※獄寺が幽霊






時刻は刻々と夜へ進んでいるというのにこのリビングルームには照明が点いていない。陰気な雰囲気が立ち込めるこの部屋に彼女、ハルは居た。
魂が抜けたかのように只一点を見つめているハルは突然大きな涙を一粒ずつ流し、その度に俺の名前を呟く。そしてまた生気の無い人形の様に変わるという状態が先ほどから延々と続いていた。
何か一言だけでも伝わる事は無いかと「何泣いてんだアホハル」なんて何時も通りの調子で言葉を返してみたり試行錯誤をしているが反応は無い。零れた涙はじわりと服に染み込んでいった。



(くそ、何か方法は無いのか…)



当てのある方法などある訳が無い。生と死の境界は並大抵の事じゃ越えられないと承知しながらも俺は声を掛け続ける。
一言でも伝わる事があるかもしれないと、虚弱な可能性を信じながら只ひたすらに。




(なあハル、俺はここに居るんだよ)
(お前がこんなに暗いままじゃ俺は素直に逝けねえじゃねーかよ)
(浮遊霊化すると輪廻転生のサイクルに戻るのに時間掛かるらしいし)
(いや輪廻転生なんてしたらあの霧の術士組が何かするかもだが)

(――…おい、ハル)
(何で気づかねえんだよ)
(気づけよ、)










「…ッハル!!!」







ハルの瞳に、生気が宿るのを感じた。
存在しない心臓が、高鳴った気がした。





「……はやと、さん?」




嗚呼やっと気づいたか、やっぱりお前はいつまでも鈍い奴だな。困惑しながらも周囲を見回すハルは何処か滑稽で苦笑が漏れた。俺は彼女の唇と自分の触れる事の無い唇を重ね合わせ、耳元で彼女の名を呼んだ。

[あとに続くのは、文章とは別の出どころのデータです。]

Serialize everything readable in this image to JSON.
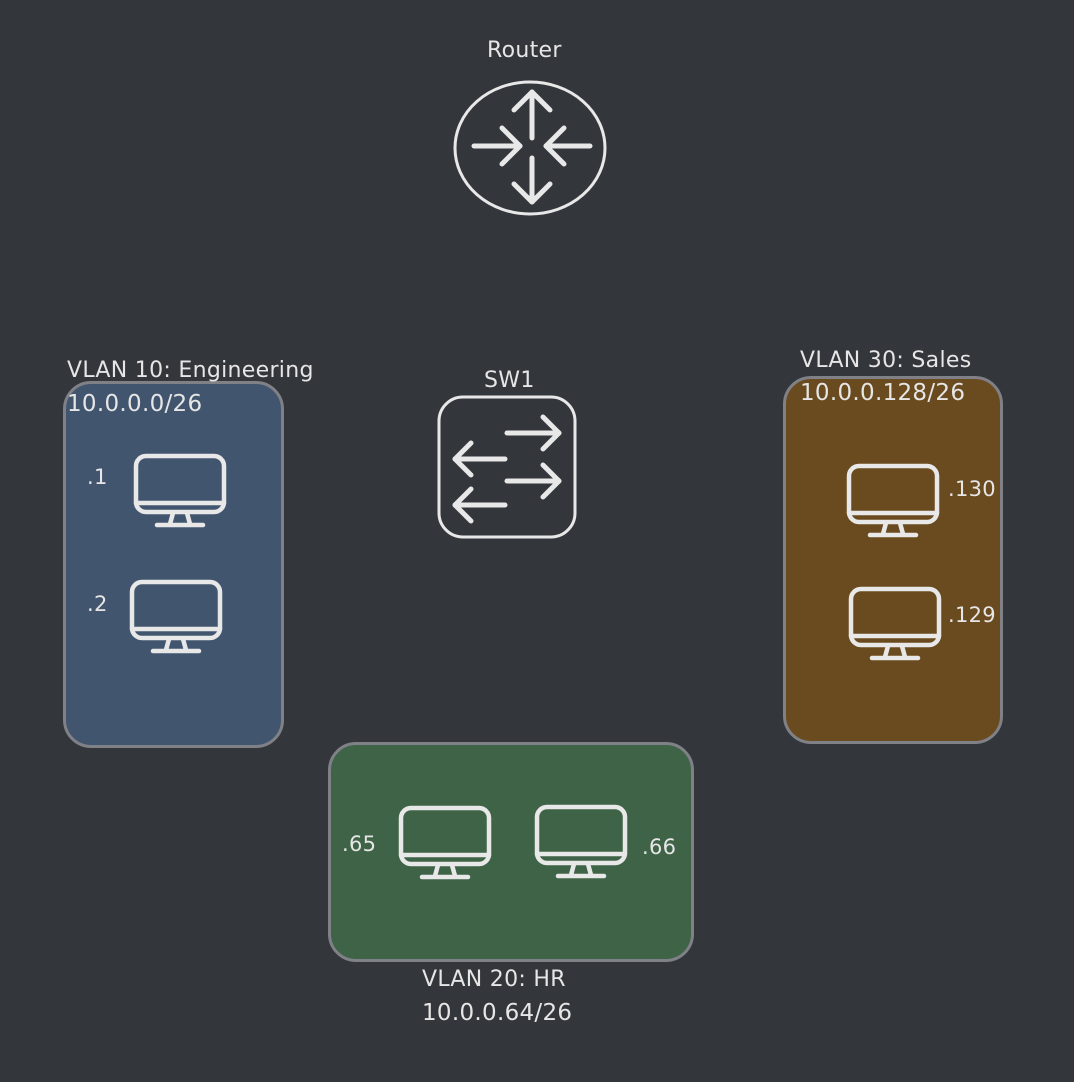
{
  "router": {
    "label": "Router",
    "icon": "router-icon"
  },
  "switch": {
    "label": "SW1",
    "icon": "switch-icon"
  },
  "vlans": [
    {
      "title": "VLAN 10: Engineering",
      "subnet": "10.0.0.0/26",
      "color": "#42556f",
      "hosts": [
        ".1",
        ".2"
      ]
    },
    {
      "title": "VLAN 20: HR",
      "subnet": "10.0.0.64/26",
      "color": "#3e6346",
      "hosts": [
        ".65",
        ".66"
      ]
    },
    {
      "title": "VLAN 30: Sales",
      "subnet": "10.0.0.128/26",
      "color": "#6a4a1f",
      "hosts": [
        ".130",
        ".129"
      ]
    }
  ],
  "host_icon": "monitor-icon",
  "colors": {
    "background": "#33363b",
    "stroke": "#e8e8e8",
    "box_border": "#7f8186"
  }
}
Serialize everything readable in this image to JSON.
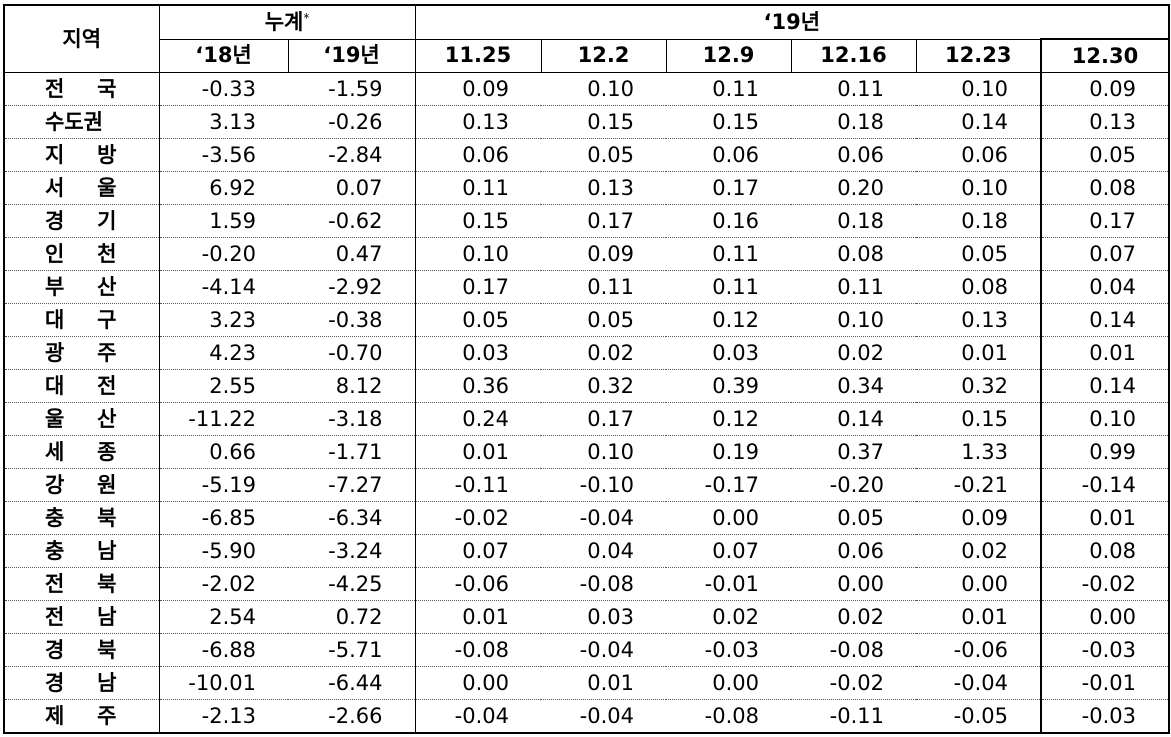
{
  "header": {
    "region": "지역",
    "cumulative": "누계",
    "cumulative_mark": "*",
    "year_group": "‘19년",
    "columns": [
      "‘18년",
      "‘19년",
      "11.25",
      "12.2",
      "12.9",
      "12.16",
      "12.23",
      "12.30"
    ]
  },
  "rows": [
    {
      "region": "전 국",
      "values": [
        "-0.33",
        "-1.59",
        "0.09",
        "0.10",
        "0.11",
        "0.11",
        "0.10",
        "0.09"
      ]
    },
    {
      "region": "수도권",
      "values": [
        "3.13",
        "-0.26",
        "0.13",
        "0.15",
        "0.15",
        "0.18",
        "0.14",
        "0.13"
      ]
    },
    {
      "region": "지 방",
      "values": [
        "-3.56",
        "-2.84",
        "0.06",
        "0.05",
        "0.06",
        "0.06",
        "0.06",
        "0.05"
      ]
    },
    {
      "region": "서 울",
      "values": [
        "6.92",
        "0.07",
        "0.11",
        "0.13",
        "0.17",
        "0.20",
        "0.10",
        "0.08"
      ]
    },
    {
      "region": "경 기",
      "values": [
        "1.59",
        "-0.62",
        "0.15",
        "0.17",
        "0.16",
        "0.18",
        "0.18",
        "0.17"
      ]
    },
    {
      "region": "인 천",
      "values": [
        "-0.20",
        "0.47",
        "0.10",
        "0.09",
        "0.11",
        "0.08",
        "0.05",
        "0.07"
      ]
    },
    {
      "region": "부 산",
      "values": [
        "-4.14",
        "-2.92",
        "0.17",
        "0.11",
        "0.11",
        "0.11",
        "0.08",
        "0.04"
      ]
    },
    {
      "region": "대 구",
      "values": [
        "3.23",
        "-0.38",
        "0.05",
        "0.05",
        "0.12",
        "0.10",
        "0.13",
        "0.14"
      ]
    },
    {
      "region": "광 주",
      "values": [
        "4.23",
        "-0.70",
        "0.03",
        "0.02",
        "0.03",
        "0.02",
        "0.01",
        "0.01"
      ]
    },
    {
      "region": "대 전",
      "values": [
        "2.55",
        "8.12",
        "0.36",
        "0.32",
        "0.39",
        "0.34",
        "0.32",
        "0.14"
      ]
    },
    {
      "region": "울 산",
      "values": [
        "-11.22",
        "-3.18",
        "0.24",
        "0.17",
        "0.12",
        "0.14",
        "0.15",
        "0.10"
      ]
    },
    {
      "region": "세 종",
      "values": [
        "0.66",
        "-1.71",
        "0.01",
        "0.10",
        "0.19",
        "0.37",
        "1.33",
        "0.99"
      ]
    },
    {
      "region": "강 원",
      "values": [
        "-5.19",
        "-7.27",
        "-0.11",
        "-0.10",
        "-0.17",
        "-0.20",
        "-0.21",
        "-0.14"
      ]
    },
    {
      "region": "충 북",
      "values": [
        "-6.85",
        "-6.34",
        "-0.02",
        "-0.04",
        "0.00",
        "0.05",
        "0.09",
        "0.01"
      ]
    },
    {
      "region": "충 남",
      "values": [
        "-5.90",
        "-3.24",
        "0.07",
        "0.04",
        "0.07",
        "0.06",
        "0.02",
        "0.08"
      ]
    },
    {
      "region": "전 북",
      "values": [
        "-2.02",
        "-4.25",
        "-0.06",
        "-0.08",
        "-0.01",
        "0.00",
        "0.00",
        "-0.02"
      ]
    },
    {
      "region": "전 남",
      "values": [
        "2.54",
        "0.72",
        "0.01",
        "0.03",
        "0.02",
        "0.02",
        "0.01",
        "0.00"
      ]
    },
    {
      "region": "경 북",
      "values": [
        "-6.88",
        "-5.71",
        "-0.08",
        "-0.04",
        "-0.03",
        "-0.08",
        "-0.06",
        "-0.03"
      ]
    },
    {
      "region": "경 남",
      "values": [
        "-10.01",
        "-6.44",
        "0.00",
        "0.01",
        "0.00",
        "-0.02",
        "-0.04",
        "-0.01"
      ]
    },
    {
      "region": "제 주",
      "values": [
        "-2.13",
        "-2.66",
        "-0.04",
        "-0.04",
        "-0.08",
        "-0.11",
        "-0.05",
        "-0.03"
      ]
    }
  ]
}
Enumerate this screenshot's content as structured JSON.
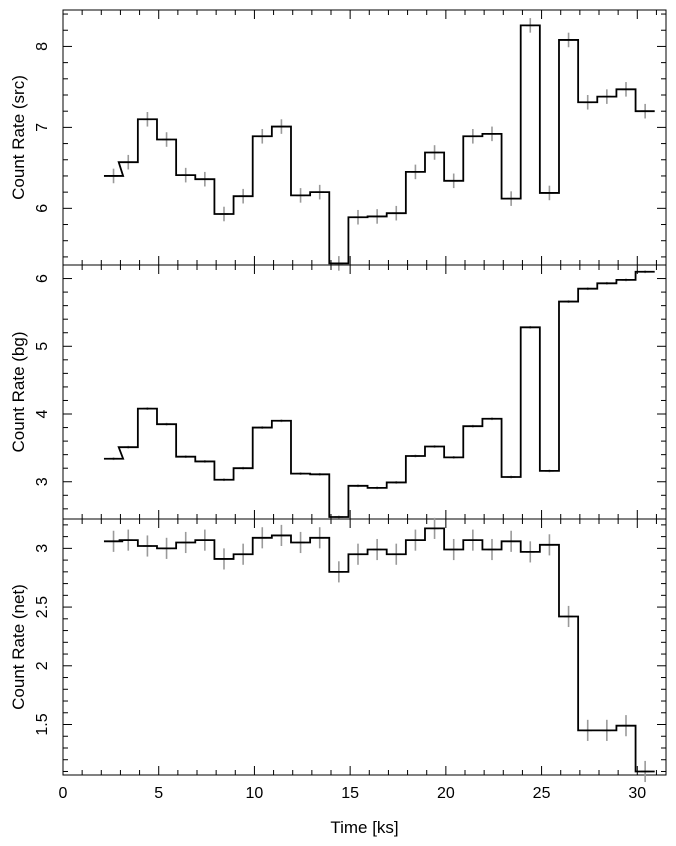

反応があったから多分声は届いているのだろう。きっとこれは神が与えた最期の時間なのだと勝手な解釈をして俺は言葉を紡いだ。



何処の神様だか知らないが、この時だけは本当に感謝する。





いるはずのないひと

―――――――――――


輪廻転生があるんだから神も存在しても良いんじゃないか。